- Born: September 3, 1955 (age 70) Vallejo, California, U.S.
- Education: California Institute of the Arts (BFA); Bennington College (MFA); ;
- Spouse: William G. Tucker
- Children: 2 (including Shankar Tucker)
- Awards: Guggenheim Fellowship (1989)

= Kamini Avril =

American painter (born 1955)

Pamela Avril Tucker (born September 3, 1955), also known as Kamini Avril, is an American painter. A 1989 Guggenheim Fellow, she specializes in large paintings depicting humans and animals.
==Biography==
Pamela Avril Tucker was born on September 3, 1955, in Vallejo, California. Her mother Dorothy Avril was an elementary school teacher who worked in Glassboro, New Jersey.
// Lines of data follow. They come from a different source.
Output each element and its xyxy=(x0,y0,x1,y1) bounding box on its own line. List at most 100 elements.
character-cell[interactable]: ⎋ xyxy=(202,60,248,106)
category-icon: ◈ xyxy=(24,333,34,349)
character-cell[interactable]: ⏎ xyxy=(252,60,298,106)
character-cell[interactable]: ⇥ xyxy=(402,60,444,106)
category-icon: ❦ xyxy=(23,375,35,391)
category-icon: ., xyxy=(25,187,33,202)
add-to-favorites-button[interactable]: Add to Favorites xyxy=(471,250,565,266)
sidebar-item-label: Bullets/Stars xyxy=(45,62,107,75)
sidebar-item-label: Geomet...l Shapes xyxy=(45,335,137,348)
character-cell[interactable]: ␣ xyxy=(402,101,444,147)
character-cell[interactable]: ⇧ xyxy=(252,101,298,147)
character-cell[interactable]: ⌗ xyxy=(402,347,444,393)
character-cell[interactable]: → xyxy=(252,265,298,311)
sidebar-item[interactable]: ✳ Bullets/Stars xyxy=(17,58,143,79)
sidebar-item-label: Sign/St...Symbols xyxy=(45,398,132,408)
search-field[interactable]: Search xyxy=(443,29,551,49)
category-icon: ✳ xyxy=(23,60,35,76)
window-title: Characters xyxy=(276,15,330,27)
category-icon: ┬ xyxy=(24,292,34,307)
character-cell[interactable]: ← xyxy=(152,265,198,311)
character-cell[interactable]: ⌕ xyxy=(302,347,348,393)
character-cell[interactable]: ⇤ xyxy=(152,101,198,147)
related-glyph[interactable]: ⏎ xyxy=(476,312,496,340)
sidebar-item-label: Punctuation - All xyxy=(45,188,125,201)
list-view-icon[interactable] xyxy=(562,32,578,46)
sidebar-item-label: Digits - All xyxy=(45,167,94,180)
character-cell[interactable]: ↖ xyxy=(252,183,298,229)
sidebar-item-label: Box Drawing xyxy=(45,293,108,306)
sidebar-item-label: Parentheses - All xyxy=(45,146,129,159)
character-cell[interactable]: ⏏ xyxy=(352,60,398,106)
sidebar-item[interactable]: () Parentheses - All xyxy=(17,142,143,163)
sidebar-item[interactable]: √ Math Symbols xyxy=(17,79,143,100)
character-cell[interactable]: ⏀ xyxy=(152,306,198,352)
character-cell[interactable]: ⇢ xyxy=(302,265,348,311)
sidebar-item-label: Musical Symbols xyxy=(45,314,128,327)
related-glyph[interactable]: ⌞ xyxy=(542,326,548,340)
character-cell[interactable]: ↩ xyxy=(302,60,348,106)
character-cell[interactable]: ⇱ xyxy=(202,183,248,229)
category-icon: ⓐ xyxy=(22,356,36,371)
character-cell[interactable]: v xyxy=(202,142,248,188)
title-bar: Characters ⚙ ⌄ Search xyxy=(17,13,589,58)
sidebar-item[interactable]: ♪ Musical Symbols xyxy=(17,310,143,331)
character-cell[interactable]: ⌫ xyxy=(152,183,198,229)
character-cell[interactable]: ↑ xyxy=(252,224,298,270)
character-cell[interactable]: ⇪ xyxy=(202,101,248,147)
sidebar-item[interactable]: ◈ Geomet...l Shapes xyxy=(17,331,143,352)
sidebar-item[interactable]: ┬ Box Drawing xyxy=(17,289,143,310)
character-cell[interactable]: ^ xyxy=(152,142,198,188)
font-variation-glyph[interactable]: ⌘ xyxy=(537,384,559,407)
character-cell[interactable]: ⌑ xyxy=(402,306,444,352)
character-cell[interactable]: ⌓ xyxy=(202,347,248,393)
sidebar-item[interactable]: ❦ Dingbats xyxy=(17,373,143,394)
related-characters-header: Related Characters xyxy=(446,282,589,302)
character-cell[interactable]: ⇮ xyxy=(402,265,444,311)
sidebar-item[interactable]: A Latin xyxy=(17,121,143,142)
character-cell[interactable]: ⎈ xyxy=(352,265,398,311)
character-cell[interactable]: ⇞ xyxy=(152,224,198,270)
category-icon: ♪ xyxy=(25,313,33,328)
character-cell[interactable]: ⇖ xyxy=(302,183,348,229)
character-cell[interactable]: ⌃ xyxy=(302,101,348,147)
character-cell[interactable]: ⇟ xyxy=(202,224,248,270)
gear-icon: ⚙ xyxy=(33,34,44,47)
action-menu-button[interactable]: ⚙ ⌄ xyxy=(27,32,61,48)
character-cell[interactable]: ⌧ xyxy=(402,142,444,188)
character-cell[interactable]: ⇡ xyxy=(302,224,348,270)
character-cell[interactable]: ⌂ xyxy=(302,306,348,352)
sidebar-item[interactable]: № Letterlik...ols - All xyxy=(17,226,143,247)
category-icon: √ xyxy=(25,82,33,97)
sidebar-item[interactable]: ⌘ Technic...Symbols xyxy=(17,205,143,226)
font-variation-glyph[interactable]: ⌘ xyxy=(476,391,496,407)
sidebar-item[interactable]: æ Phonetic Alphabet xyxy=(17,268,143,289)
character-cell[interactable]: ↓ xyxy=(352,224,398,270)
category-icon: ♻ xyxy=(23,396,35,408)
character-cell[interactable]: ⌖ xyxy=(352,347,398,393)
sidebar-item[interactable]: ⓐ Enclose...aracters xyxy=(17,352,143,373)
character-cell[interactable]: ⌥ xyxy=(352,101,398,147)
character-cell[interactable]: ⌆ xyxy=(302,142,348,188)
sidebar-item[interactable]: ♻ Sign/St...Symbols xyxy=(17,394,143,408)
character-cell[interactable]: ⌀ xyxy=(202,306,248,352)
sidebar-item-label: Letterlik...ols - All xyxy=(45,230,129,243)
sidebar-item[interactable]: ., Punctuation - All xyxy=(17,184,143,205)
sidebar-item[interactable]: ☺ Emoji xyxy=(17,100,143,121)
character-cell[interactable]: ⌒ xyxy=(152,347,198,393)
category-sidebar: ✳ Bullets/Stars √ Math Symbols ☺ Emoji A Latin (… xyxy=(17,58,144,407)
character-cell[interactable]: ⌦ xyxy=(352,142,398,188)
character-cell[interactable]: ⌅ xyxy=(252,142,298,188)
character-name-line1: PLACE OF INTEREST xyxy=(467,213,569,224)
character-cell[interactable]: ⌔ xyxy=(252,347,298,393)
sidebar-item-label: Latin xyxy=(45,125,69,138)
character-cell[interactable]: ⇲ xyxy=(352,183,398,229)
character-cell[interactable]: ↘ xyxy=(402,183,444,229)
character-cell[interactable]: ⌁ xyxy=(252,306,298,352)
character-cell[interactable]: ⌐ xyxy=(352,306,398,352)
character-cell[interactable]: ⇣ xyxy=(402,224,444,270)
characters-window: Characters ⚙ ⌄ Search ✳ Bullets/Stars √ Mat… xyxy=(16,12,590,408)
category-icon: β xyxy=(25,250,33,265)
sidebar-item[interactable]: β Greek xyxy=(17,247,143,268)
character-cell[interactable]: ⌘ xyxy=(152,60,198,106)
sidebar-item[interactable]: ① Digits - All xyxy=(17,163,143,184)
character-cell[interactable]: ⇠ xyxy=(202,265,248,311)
After attending the Interlochen Arts Academy (1973) and the Yale Norfolk School of Art, She attended the California Institute of the Arts, where she obtained a BFA in 1977, and Bennington College where she obtained a MFA in 1980.

After participating in several group exhibitions, she had a solo exhibition at the Josef Gallery in New York City in 1983. In 1989, she was awarded a Guggenheim Fellowship for painting. In April 2020, she and her husband held their first joint solo exhibition, at the Bannister Gallery in Rhode Island College; Art New England remarked that the husband-and-wife duo "share a remarkably similar creative process, yet their work is profoundly different in medium, execution, and form". Her 2024 exhibit The Hands See What the Eye Feels focused on landscape depictions of greenery where "vines, bushes, creepers and other foliage provide an almost tactile feel".

Her paintings are usually large and rely on black charcoal and thick layers of paint, depicting humans, animals, and natural landscapes. According to Art New England, they "range from abstract to representational" and usually involve "energetic brushwork", The Windham Journal described her work as "gestural". Avril described her way of conceiving art: "Today, this isn’t easy, since we are inundated with visual information we process and discard immediately. But art needs duration." Avril explained that she has shifted from "deep feeling, often through a kind of non-linear storytelling" towards "the world observed and the innumerable mysteries of perception, as recreated through memory and making".

She is a regular exhibitor at Bowery Gallery in New York City and Oxbow Gallery in Easthampton, Massachusetts, and she is part of the Todi Arts Studio team at Villa Zefiro. She also worked as an art teacher at such institutions as Bard College, Chautauqua, the Mount Gretna School of Art, and the New York Studio School of Drawing, Painting and Sculpture.

She is married to British sculptor William G. Tucker, and they have two children, clarinetist Shankar Tucker and cellist Akshaya Avril Tucker. As of 1986, she was based in Willow, New York. By 2025, she had moved to Western Massachusetts; she is based in Ashfield, Massachusetts.

==Selected exhibitions==
- Joint exhibition with William G. Tucker, Bannister Gallery at Rhode Island College, April 2020
- Joint exhibition with Claude Carone and Ruth Leonard, Greene County Gallery on the Arts Mountaintop Gallery (Windham, Maine), March 16 to May 6, 1996
- Frescos/Drawings, Oxbow Gallery (Easthampton, Massachusetts), October 2025.